The main focus of our further research will be on identifying on a molecular level the type of sialic acid recognized by the ISAV HA molecule. This will be done by a virus overlay method using sialoconjugates separated on thin layer chromatography. When chromatograms are overlayed with radioactive or fluorescent virus particles, the sugars can be identified. We have already used this methods successfully on protein blots. The next important question to be adressed is whether the HA activity and esterase activity resides on the same protein molecule, as is the case for the influenza C HEF molecule. This will be done by 2-D SDS-PAGE and blotting experiments. The HA molecule can be identified by the neutralizing antibody developed by Falk (Falk, Namork, and Dannevig, 1998), whereas the esterase can be identifiied by a chromogenic substrate (Fast red) method. We are already on the way with these experiments.

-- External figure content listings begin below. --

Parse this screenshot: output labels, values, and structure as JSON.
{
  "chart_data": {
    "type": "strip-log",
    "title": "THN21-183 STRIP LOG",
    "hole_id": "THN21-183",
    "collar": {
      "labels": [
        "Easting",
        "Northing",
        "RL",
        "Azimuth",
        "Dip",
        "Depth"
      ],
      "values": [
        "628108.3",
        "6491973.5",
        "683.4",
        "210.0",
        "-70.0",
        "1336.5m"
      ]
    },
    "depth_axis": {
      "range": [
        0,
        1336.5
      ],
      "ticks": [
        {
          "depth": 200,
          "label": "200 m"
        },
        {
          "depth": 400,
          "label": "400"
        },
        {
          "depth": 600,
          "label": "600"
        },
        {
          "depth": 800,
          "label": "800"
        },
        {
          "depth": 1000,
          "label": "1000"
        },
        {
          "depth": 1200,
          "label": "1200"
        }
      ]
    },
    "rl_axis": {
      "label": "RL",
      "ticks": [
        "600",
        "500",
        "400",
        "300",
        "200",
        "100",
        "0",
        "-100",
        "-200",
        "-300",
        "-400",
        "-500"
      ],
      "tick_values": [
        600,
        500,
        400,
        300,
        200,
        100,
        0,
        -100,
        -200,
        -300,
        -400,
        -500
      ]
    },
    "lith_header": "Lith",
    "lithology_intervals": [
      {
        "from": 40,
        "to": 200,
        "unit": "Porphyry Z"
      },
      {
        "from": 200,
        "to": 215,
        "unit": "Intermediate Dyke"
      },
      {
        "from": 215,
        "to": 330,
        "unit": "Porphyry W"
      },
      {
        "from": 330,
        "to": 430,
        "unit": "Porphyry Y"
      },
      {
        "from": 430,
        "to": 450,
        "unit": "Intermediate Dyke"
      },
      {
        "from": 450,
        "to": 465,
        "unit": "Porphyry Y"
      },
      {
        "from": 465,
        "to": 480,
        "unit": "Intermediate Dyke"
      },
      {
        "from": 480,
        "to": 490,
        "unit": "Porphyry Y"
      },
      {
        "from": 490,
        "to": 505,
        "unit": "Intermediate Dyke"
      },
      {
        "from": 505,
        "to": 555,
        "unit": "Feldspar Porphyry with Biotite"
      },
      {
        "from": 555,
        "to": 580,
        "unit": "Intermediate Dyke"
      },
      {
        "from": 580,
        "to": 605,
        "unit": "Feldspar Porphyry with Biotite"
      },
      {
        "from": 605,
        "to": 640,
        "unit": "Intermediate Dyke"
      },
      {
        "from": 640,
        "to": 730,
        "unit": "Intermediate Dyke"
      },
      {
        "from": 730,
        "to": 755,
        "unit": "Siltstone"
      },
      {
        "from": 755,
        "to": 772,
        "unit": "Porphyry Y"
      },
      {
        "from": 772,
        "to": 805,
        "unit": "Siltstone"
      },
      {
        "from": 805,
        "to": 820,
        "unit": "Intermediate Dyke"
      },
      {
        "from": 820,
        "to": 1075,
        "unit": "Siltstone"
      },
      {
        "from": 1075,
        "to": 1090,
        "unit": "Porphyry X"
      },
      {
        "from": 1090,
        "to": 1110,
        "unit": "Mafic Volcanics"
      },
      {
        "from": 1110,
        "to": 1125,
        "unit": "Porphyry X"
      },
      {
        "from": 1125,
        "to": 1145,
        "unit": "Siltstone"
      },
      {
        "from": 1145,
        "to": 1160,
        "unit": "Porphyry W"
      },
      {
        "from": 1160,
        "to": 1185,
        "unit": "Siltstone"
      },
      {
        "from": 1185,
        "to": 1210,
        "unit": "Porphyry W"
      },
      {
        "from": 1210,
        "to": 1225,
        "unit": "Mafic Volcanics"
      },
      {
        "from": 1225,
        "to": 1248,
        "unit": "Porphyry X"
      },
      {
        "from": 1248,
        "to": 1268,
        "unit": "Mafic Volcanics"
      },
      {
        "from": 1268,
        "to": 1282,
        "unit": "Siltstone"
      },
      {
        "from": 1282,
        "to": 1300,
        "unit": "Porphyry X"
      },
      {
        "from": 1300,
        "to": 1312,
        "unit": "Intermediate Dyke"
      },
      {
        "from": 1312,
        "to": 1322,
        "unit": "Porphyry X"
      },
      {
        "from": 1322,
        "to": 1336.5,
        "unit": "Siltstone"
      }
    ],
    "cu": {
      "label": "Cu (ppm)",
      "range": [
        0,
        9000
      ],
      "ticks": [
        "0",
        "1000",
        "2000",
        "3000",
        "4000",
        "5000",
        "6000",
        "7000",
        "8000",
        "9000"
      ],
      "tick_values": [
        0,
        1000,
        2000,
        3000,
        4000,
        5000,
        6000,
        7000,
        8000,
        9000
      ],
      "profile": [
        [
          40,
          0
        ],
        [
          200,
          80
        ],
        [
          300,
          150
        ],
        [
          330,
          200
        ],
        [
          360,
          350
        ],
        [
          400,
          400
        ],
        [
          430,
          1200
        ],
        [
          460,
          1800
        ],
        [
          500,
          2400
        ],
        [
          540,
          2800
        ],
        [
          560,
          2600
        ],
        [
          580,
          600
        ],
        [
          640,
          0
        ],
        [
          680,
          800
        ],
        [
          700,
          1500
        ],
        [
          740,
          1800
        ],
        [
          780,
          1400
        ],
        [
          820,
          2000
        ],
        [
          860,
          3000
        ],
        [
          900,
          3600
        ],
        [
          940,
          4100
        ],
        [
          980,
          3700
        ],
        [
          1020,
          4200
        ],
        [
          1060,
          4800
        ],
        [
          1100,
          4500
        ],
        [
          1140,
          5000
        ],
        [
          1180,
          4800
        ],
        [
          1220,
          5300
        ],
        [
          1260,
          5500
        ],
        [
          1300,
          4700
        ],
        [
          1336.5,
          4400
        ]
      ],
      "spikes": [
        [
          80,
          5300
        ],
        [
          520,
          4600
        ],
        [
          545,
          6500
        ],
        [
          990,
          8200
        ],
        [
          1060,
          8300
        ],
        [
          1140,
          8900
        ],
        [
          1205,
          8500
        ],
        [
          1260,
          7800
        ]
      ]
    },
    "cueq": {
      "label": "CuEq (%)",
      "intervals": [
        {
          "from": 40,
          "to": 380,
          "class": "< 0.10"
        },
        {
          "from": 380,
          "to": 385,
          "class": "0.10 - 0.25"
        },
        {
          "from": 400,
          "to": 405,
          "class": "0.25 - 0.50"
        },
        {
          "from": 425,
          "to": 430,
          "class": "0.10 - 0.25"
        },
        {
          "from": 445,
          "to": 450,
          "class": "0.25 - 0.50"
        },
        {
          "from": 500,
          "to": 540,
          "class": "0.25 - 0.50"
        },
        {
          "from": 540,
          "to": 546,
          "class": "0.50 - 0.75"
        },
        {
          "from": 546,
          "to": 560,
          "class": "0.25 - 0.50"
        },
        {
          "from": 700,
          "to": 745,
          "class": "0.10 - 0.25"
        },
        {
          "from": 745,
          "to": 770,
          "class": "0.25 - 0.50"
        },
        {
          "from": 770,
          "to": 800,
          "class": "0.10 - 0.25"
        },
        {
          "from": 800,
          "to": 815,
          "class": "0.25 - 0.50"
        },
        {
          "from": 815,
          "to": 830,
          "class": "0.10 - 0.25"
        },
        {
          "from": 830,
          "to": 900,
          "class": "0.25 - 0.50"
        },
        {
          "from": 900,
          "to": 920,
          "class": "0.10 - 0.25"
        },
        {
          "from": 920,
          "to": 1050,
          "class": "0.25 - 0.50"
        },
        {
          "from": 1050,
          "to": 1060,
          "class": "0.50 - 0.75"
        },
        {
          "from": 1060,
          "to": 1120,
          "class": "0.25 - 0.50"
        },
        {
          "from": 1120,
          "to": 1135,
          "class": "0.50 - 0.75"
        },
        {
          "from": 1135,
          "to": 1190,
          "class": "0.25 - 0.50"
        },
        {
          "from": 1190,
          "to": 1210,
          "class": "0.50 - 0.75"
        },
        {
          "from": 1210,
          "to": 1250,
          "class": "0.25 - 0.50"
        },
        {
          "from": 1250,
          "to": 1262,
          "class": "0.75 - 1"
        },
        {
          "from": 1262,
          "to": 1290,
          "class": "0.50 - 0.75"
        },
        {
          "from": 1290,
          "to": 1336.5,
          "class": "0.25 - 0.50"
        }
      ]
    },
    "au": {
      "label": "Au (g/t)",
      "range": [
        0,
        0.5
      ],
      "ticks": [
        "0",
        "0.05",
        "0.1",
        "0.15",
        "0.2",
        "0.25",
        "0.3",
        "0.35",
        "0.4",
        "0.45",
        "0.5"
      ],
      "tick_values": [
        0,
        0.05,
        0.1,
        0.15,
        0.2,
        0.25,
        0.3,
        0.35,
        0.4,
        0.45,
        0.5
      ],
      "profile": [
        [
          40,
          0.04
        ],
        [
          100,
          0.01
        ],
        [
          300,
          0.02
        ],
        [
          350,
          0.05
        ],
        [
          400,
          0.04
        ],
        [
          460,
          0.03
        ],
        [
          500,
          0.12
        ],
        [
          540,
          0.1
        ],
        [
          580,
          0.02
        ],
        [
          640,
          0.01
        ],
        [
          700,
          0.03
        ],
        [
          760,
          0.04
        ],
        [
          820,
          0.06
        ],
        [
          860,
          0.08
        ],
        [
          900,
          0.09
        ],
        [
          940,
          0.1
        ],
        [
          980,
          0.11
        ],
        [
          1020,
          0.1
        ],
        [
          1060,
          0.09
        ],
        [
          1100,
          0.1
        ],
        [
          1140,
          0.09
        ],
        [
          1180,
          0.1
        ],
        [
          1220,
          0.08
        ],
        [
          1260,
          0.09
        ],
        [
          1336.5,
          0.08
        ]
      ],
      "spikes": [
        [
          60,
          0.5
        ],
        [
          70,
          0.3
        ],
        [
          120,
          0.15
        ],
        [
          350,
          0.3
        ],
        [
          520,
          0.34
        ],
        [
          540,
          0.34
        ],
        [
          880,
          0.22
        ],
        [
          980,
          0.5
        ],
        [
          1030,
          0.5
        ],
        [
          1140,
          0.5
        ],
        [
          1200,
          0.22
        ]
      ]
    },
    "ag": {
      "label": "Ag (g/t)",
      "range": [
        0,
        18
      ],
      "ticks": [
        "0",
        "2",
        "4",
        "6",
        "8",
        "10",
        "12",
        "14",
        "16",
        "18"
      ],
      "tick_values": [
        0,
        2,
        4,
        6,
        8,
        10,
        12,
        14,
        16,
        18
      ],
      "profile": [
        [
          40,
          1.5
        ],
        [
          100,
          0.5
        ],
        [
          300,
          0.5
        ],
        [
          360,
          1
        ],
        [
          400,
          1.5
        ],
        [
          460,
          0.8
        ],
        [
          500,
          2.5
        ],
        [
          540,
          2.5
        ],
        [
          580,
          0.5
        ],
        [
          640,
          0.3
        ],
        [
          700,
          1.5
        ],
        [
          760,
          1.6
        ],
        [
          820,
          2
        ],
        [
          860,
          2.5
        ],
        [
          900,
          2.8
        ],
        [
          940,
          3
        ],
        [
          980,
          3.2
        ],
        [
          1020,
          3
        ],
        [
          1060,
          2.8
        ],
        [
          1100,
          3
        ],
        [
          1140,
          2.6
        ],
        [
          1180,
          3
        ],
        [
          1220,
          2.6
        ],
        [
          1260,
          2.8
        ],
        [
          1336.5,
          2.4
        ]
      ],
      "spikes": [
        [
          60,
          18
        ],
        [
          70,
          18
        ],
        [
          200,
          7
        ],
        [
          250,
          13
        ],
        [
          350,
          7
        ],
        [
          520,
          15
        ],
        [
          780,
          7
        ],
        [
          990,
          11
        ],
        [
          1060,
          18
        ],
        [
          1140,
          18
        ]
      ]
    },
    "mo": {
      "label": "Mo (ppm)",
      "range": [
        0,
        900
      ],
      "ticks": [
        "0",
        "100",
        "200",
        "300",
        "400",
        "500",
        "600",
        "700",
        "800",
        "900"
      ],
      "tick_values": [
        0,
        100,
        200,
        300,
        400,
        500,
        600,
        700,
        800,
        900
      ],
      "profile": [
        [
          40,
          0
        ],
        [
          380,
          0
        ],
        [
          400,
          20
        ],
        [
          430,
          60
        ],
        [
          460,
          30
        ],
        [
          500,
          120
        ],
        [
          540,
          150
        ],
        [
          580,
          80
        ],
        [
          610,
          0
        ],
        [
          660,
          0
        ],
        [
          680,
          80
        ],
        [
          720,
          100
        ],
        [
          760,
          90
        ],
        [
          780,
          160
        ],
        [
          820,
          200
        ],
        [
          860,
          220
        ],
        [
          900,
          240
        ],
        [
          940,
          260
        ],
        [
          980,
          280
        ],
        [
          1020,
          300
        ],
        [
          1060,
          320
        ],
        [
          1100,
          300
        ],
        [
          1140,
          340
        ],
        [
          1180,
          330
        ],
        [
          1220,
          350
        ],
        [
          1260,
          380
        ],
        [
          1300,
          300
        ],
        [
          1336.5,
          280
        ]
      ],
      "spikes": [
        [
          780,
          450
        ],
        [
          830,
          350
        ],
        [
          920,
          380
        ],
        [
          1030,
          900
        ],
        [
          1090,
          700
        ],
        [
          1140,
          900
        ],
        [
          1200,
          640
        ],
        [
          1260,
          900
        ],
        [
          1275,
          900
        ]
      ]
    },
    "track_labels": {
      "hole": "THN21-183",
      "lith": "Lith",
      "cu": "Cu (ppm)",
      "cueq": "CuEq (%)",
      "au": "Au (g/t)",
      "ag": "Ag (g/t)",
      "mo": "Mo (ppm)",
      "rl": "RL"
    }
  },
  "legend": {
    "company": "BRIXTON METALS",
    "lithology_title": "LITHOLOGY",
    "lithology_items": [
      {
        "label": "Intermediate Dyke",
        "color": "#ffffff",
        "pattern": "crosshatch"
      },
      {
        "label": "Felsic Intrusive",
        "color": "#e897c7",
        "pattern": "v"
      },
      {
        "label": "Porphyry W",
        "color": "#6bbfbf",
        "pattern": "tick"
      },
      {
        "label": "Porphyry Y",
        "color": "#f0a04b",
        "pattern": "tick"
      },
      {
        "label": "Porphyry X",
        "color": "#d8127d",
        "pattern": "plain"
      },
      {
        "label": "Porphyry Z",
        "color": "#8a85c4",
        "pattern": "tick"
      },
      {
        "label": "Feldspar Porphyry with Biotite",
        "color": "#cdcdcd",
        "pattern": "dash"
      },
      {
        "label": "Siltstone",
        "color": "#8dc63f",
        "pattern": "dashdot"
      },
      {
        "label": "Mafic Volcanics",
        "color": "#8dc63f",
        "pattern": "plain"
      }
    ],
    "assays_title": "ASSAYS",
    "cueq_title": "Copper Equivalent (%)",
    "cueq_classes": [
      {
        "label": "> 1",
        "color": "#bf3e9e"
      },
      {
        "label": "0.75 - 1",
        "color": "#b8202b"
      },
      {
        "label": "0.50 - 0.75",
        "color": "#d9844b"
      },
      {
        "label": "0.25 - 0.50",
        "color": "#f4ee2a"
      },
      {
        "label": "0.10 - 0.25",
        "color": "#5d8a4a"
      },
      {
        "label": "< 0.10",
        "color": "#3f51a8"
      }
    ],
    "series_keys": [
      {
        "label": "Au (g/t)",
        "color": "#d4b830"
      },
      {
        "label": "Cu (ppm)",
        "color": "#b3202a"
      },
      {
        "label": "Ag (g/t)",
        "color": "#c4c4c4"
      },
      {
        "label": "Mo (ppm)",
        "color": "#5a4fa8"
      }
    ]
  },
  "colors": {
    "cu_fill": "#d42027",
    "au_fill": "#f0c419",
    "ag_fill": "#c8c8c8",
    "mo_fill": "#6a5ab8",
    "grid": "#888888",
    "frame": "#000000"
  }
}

Our ultimate goal is to clone the gene or genes coding for these proteins. We have established methods for purification of virus and isolation of viral RNA. We have also contructed a cDNA library that contains (controlled by PCR) the already cloned segments from ISAV (Krossøy et al., 1999; Mjaaland et al., 1997). Hopefully we will be able to contruct expression libraries that contain the antigen / enzyme activity of interest.
These projects will be conducted I cooperation with several laboratories at a national and international level. Together with researchers at the vetrinary institute I heve sent grant applications for these projects both to NFR and EU.